Se Dilma for destituída, o novo Governo deverá surgir de uma força política hegemônica capaz de garantir a harmonia necessária para que uma nova administração governe o Brasil. Essa nova força política não existe no cenário brasileiro.
É bom lembrar que o mandato da presidenta é tão legítimo como o de qualquer governador, senador ou deputado eleito em 2014. A campanha eleitoral foi mentirosa? Foi e tem sido assim desde que os políticos desistiram de discutir a visão que têm para o Brasil e escolheram publicitários para dizer exatamente o que o povo quer escutar segundo o que indicam as pesquisas. Desde então, a verdade tem sido a primeira vítima das campanhas milionárias, ao lado dos cofres públicos de onde saem os recursos para pagá-las. Não acredito que argumentos baseados neste aspecto sejam suficientes.

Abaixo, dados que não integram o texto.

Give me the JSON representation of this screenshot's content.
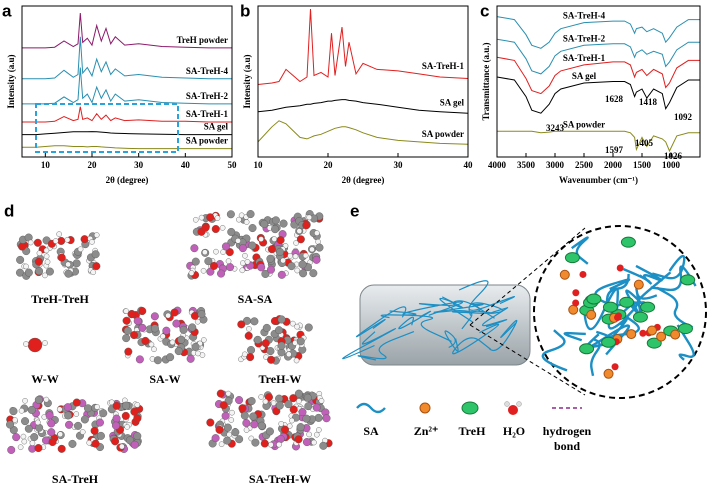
{
  "chart_data": [
    {
      "type": "line",
      "label": "a",
      "xlabel": "2θ (degree)",
      "ylabel": "Intensity (a.u)",
      "xlim": [
        5,
        50
      ],
      "xticks": [
        10,
        20,
        30,
        40,
        50
      ],
      "ylim": [
        0,
        10.8
      ],
      "x": [
        5,
        8,
        10,
        12,
        14,
        16,
        17,
        17.5,
        18,
        19,
        20,
        21,
        22,
        23,
        24,
        25,
        27,
        30,
        35,
        40,
        45,
        50
      ],
      "series": [
        {
          "name": "SA powder",
          "color": "#8a8a1c",
          "values": [
            0.7,
            0.7,
            0.75,
            0.8,
            0.8,
            0.75,
            0.75,
            0.75,
            0.75,
            0.72,
            0.75,
            0.75,
            0.72,
            0.7,
            0.68,
            0.65,
            0.62,
            0.6,
            0.6,
            0.6,
            0.6,
            0.6
          ]
        },
        {
          "name": "SA gel",
          "color": "#000000",
          "values": [
            1.6,
            1.6,
            1.65,
            1.7,
            1.75,
            1.8,
            1.8,
            1.8,
            1.8,
            1.8,
            1.82,
            1.8,
            1.78,
            1.75,
            1.72,
            1.7,
            1.68,
            1.65,
            1.62,
            1.6,
            1.6,
            1.6
          ]
        },
        {
          "name": "SA-TreH-1",
          "color": "#e02020",
          "values": [
            2.5,
            2.5,
            2.5,
            2.55,
            2.9,
            2.6,
            2.7,
            3.6,
            2.7,
            2.8,
            2.6,
            3.1,
            2.7,
            3.0,
            2.6,
            2.8,
            2.6,
            2.65,
            2.55,
            2.55,
            2.5,
            2.5
          ]
        },
        {
          "name": "SA-TreH-2",
          "color": "#2a8fb0",
          "values": [
            3.8,
            3.8,
            3.8,
            3.85,
            4.3,
            3.9,
            4.1,
            6.4,
            4.2,
            4.5,
            3.9,
            5.0,
            4.2,
            4.8,
            4.0,
            4.5,
            4.0,
            4.1,
            3.9,
            3.85,
            3.8,
            3.8
          ]
        },
        {
          "name": "SA-TreH-4",
          "color": "#2a8fb0",
          "values": [
            5.6,
            5.6,
            5.6,
            5.65,
            6.2,
            5.7,
            5.9,
            8.6,
            6.0,
            6.4,
            5.8,
            7.0,
            6.1,
            6.8,
            5.9,
            6.3,
            5.8,
            5.9,
            5.7,
            5.65,
            5.6,
            5.6
          ]
        },
        {
          "name": "TreH powder",
          "color": "#8b1a6b",
          "values": [
            7.8,
            7.8,
            7.8,
            7.85,
            8.3,
            7.9,
            8.1,
            10.3,
            8.2,
            8.5,
            8.0,
            9.4,
            8.3,
            9.2,
            8.1,
            8.6,
            8.0,
            8.1,
            7.9,
            7.85,
            7.8,
            7.8
          ]
        }
      ]
    },
    {
      "type": "line",
      "label": "b",
      "xlabel": "2θ (degree)",
      "ylabel": "Intensity (a.u)",
      "xlim": [
        10,
        40
      ],
      "xticks": [
        10,
        20,
        30,
        40
      ],
      "ylim": [
        0,
        10
      ],
      "x": [
        10,
        12,
        13,
        14,
        16,
        17,
        17.5,
        18,
        19,
        20,
        20.5,
        21,
        22,
        22.5,
        23,
        24,
        25,
        27,
        30,
        33,
        36,
        40
      ],
      "series": [
        {
          "name": "SA powder",
          "color": "#8a8a1c",
          "values": [
            1.0,
            2.0,
            2.4,
            2.2,
            1.3,
            1.2,
            1.3,
            1.4,
            1.5,
            1.7,
            1.8,
            1.9,
            2.0,
            2.0,
            1.95,
            1.8,
            1.6,
            1.3,
            1.1,
            1.0,
            0.9,
            0.85
          ]
        },
        {
          "name": "SA gel",
          "color": "#000000",
          "values": [
            3.0,
            3.1,
            3.2,
            3.3,
            3.4,
            3.5,
            3.5,
            3.55,
            3.6,
            3.7,
            3.7,
            3.75,
            3.8,
            3.8,
            3.75,
            3.7,
            3.6,
            3.5,
            3.3,
            3.1,
            3.0,
            2.9
          ]
        },
        {
          "name": "SA-TreH-1",
          "color": "#e02020",
          "values": [
            4.8,
            4.9,
            5.0,
            5.8,
            5.0,
            5.3,
            9.8,
            5.4,
            5.6,
            5.3,
            8.2,
            5.4,
            8.6,
            6.0,
            7.6,
            5.5,
            6.2,
            5.8,
            5.7,
            5.5,
            5.3,
            5.2
          ]
        }
      ]
    },
    {
      "type": "line",
      "label": "c",
      "xlabel": "Wavenumber (cm⁻¹)",
      "ylabel": "Transmittance (a.u.)",
      "xlim": [
        4000,
        500
      ],
      "xticks": [
        4000,
        3500,
        3000,
        2500,
        2000,
        1500,
        1000
      ],
      "ylim": [
        0,
        10
      ],
      "x": [
        4000,
        3700,
        3500,
        3400,
        3243,
        3100,
        3000,
        2900,
        2500,
        2000,
        1800,
        1700,
        1628,
        1597,
        1500,
        1418,
        1300,
        1150,
        1092,
        1026,
        900,
        700,
        500
      ],
      "series": [
        {
          "name": "SA powder",
          "color": "#8a8a1c",
          "values": [
            1.7,
            1.7,
            1.7,
            1.7,
            1.6,
            1.65,
            1.7,
            1.7,
            1.7,
            1.7,
            1.7,
            1.6,
            1.3,
            0.5,
            1.3,
            0.7,
            1.4,
            1.2,
            1.0,
            0.4,
            1.4,
            1.6,
            1.6
          ]
        },
        {
          "name": "SA gel",
          "color": "#000000",
          "values": [
            5.3,
            5.1,
            4.0,
            3.1,
            2.9,
            3.5,
            4.2,
            4.5,
            4.9,
            5.0,
            5.0,
            4.8,
            4.0,
            4.3,
            4.5,
            3.9,
            4.5,
            4.2,
            3.2,
            3.6,
            4.6,
            5.1,
            5.1
          ]
        },
        {
          "name": "SA-TreH-1",
          "color": "#e02020",
          "values": [
            6.6,
            6.4,
            5.2,
            4.4,
            4.2,
            4.7,
            5.4,
            5.7,
            6.1,
            6.3,
            6.3,
            6.1,
            5.3,
            5.6,
            5.8,
            5.4,
            5.8,
            5.5,
            4.6,
            4.9,
            5.9,
            6.4,
            6.4
          ]
        },
        {
          "name": "SA-TreH-2",
          "color": "#2a8fb0",
          "values": [
            7.8,
            7.6,
            6.5,
            5.7,
            5.5,
            6.0,
            6.7,
            7.0,
            7.4,
            7.5,
            7.5,
            7.3,
            6.6,
            6.9,
            7.1,
            6.8,
            7.0,
            6.8,
            6.0,
            6.3,
            7.1,
            7.6,
            7.6
          ]
        },
        {
          "name": "SA-TreH-4",
          "color": "#2a8fb0",
          "values": [
            9.3,
            9.1,
            8.1,
            7.4,
            7.2,
            7.6,
            8.2,
            8.5,
            8.9,
            9.0,
            9.0,
            8.8,
            8.2,
            8.5,
            8.6,
            8.3,
            8.5,
            8.2,
            7.6,
            7.9,
            8.6,
            9.1,
            9.1
          ]
        }
      ],
      "annotations": [
        "3243",
        "1628",
        "1418",
        "1092",
        "1597",
        "1405",
        "1026"
      ]
    }
  ],
  "panel_d": {
    "label": "d",
    "systems": [
      "TreH-TreH",
      "SA-SA",
      "W-W",
      "SA-W",
      "TreH-W",
      "SA-TreH",
      "SA-TreH-W"
    ]
  },
  "panel_e": {
    "label": "e",
    "legend": [
      {
        "label_lines": [
          "SA"
        ]
      },
      {
        "label_lines": [
          "Zn²⁺"
        ]
      },
      {
        "label_lines": [
          "TreH"
        ]
      },
      {
        "label_lines": [
          "H₂O"
        ]
      },
      {
        "label_lines": [
          "hydrogen",
          "bond"
        ]
      }
    ]
  }
}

Prefiro imaginar uma solução mais simples, quase trivial, para resolver o impasse do Governo com as ruas e com o Congresso Nacional. Quem elegeu Dilma Rousseff tem que ajudá-la a governar ou libertá-la do que parece ser um fardo. Isso vale principalmente para o PT. O partido, que tem a maior bancada da Câmara e a segunda maior do Senado, deve apoiar a presidenta. Como partido a cargo da administração, precisa deixar a prepotência e o menosprezo de lado. Reconhecer a sua responsabilidade e a dimensão da crise e começar a construir a solução.
O símbolo maior desse novo posicionamento seria a entrada de seu principal líder, o ex-presidente Luiz Inácio Lula da Silva, no Ministério e com a função de articular um acordo político capaz de dar ao Governo a maioria nas duas casas. Lula é padrinho e responsável pelas duas presidências consecutivas de Dilma. Agora é hora de mostrar grandeza, compromisso e honradez. É hora de mudar o distante cenário de 2018 pela sustentação de uma administração eficaz. É hora de esquecer de procurar culpados externos na oposição, no distante Governo do presidente Fernando Henrique Cardoso e numa crise internacional que não tem nada a ver com as nossas penúrias.

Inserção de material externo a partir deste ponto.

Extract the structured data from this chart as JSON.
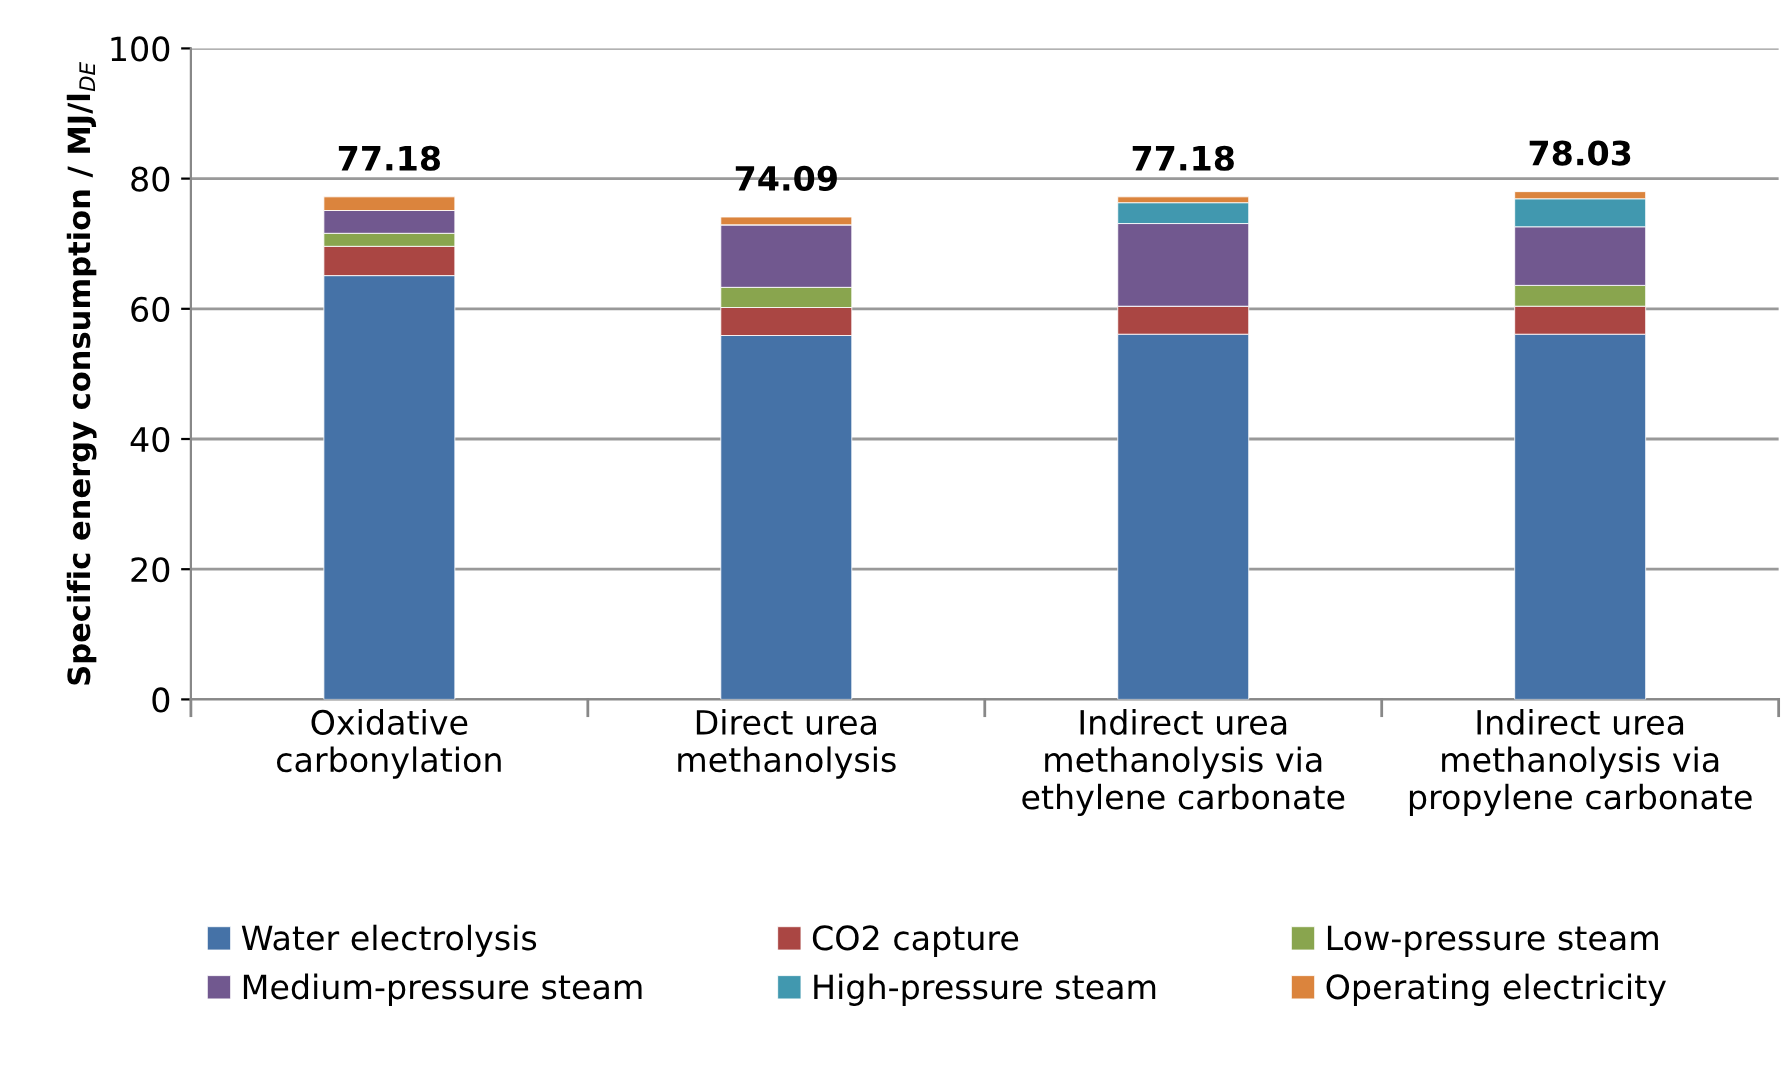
{
  "chart_data": {
    "type": "bar",
    "stacked": true,
    "categories": [
      "Oxidative\ncarbonylation",
      "Direct urea\nmethanolysis",
      "Indirect urea\nmethanolysis via\nethylene carbonate",
      "Indirect urea\nmethanolysis via\npropylene carbonate"
    ],
    "series": [
      {
        "name": "Water electrolysis",
        "color": "#4572a7",
        "values": [
          65.1,
          55.9,
          56.1,
          56.1
        ]
      },
      {
        "name": "CO2 capture",
        "color": "#aa4643",
        "values": [
          4.5,
          4.3,
          4.3,
          4.3
        ]
      },
      {
        "name": "Low-pressure steam",
        "color": "#89a54e",
        "values": [
          2.0,
          3.1,
          0,
          3.2
        ]
      },
      {
        "name": "Medium-pressure steam",
        "color": "#71588f",
        "values": [
          3.5,
          9.6,
          12.7,
          9.0
        ]
      },
      {
        "name": "High-pressure steam",
        "color": "#4198af",
        "values": [
          0,
          0,
          3.2,
          4.3
        ]
      },
      {
        "name": "Operating electricity",
        "color": "#db843d",
        "values": [
          2.1,
          1.2,
          0.9,
          1.1
        ]
      }
    ],
    "totals": [
      "77.18",
      "74.09",
      "77.18",
      "78.03"
    ],
    "ylabel": "Specific energy consumption / MJ/l$_{DE}$",
    "ylim": [
      0,
      100
    ],
    "yticks": [
      0,
      20,
      40,
      60,
      80,
      100
    ],
    "grid": "y",
    "legend": "bottom"
  }
}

Com o PT unido ao redor da Presidente será possível uma ampla reforma dos Ministérios, reduzindo o seu número e fortalecendo-os como um caminho para reconectar o Governo Dilma com a opinião pública e com os seus verdadeiros aliados. Talvez assim até mesmo a oposição, que ultimamente votou contra seu próprio programa e contra seus compromissos históricos, possa ajudar o Governo em pontos específicos.

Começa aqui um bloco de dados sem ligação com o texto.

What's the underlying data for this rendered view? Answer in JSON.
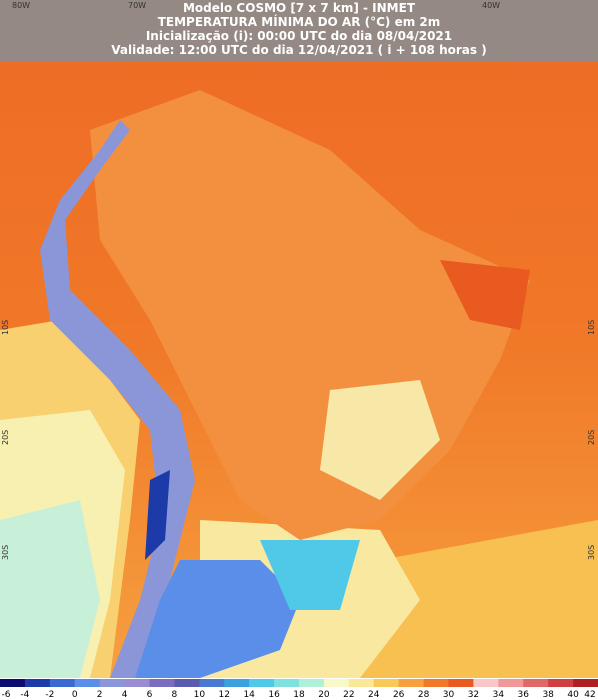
{
  "header": {
    "lines": [
      "Modelo COSMO [7 x 7 km] - INMET",
      "TEMPERATURA MÍNIMA DO AR (°C) em 2m",
      "Inicialização (i): 00:00 UTC do dia 08/04/2021",
      "Validade: 12:00 UTC do dia 12/04/2021 ( i + 108 horas )"
    ]
  },
  "lon_labels": [
    "80W",
    "70W",
    "40W"
  ],
  "lat_labels_left": [
    "10S",
    "20S",
    "30S"
  ],
  "lat_labels_right": [
    "10S",
    "20S",
    "30S"
  ],
  "colorbar": {
    "ticks": [
      -6,
      -4,
      -2,
      0,
      2,
      4,
      6,
      8,
      10,
      12,
      14,
      16,
      18,
      20,
      22,
      24,
      26,
      28,
      30,
      32,
      34,
      36,
      38,
      40,
      42
    ],
    "colors": [
      "#0c0c6e",
      "#1c3aa8",
      "#3a6ad0",
      "#5a8ee8",
      "#8a96d8",
      "#9a8cd0",
      "#7c6cc0",
      "#5a5ab0",
      "#4a7ad0",
      "#3aa0e0",
      "#50c8e8",
      "#80e0e0",
      "#b0f0d8",
      "#f8f8c8",
      "#f8e898",
      "#f8c858",
      "#f8a040",
      "#f07828",
      "#e85a20",
      "#f8c8c8",
      "#f09898",
      "#e06868",
      "#d04040",
      "#b02020",
      "#801010"
    ]
  }
}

Essa solução pode não ser a esperada pelos que não acreditam que Rousseff tenha capacidade de conduzir o Governo ou pelos que minimizam a crise política. No entanto, essa proposta preserva as instituições e defende a jovem democracia brasileira, que não teve nem sequer tempo de criar tradição.
Qual é a chance de que esse conselho funcione? Pequena, pois requer que a Presidenta resolva fazer política. E que o PT mostre grandeza, exatamente no momento em que divide suas atenções na permanente luta interna, na defesa de lideranças envolvidas em casos de corrupção contra empresas estatais e nos lamentos pelos companheiros históricos condenados pelos processos do Mensalão.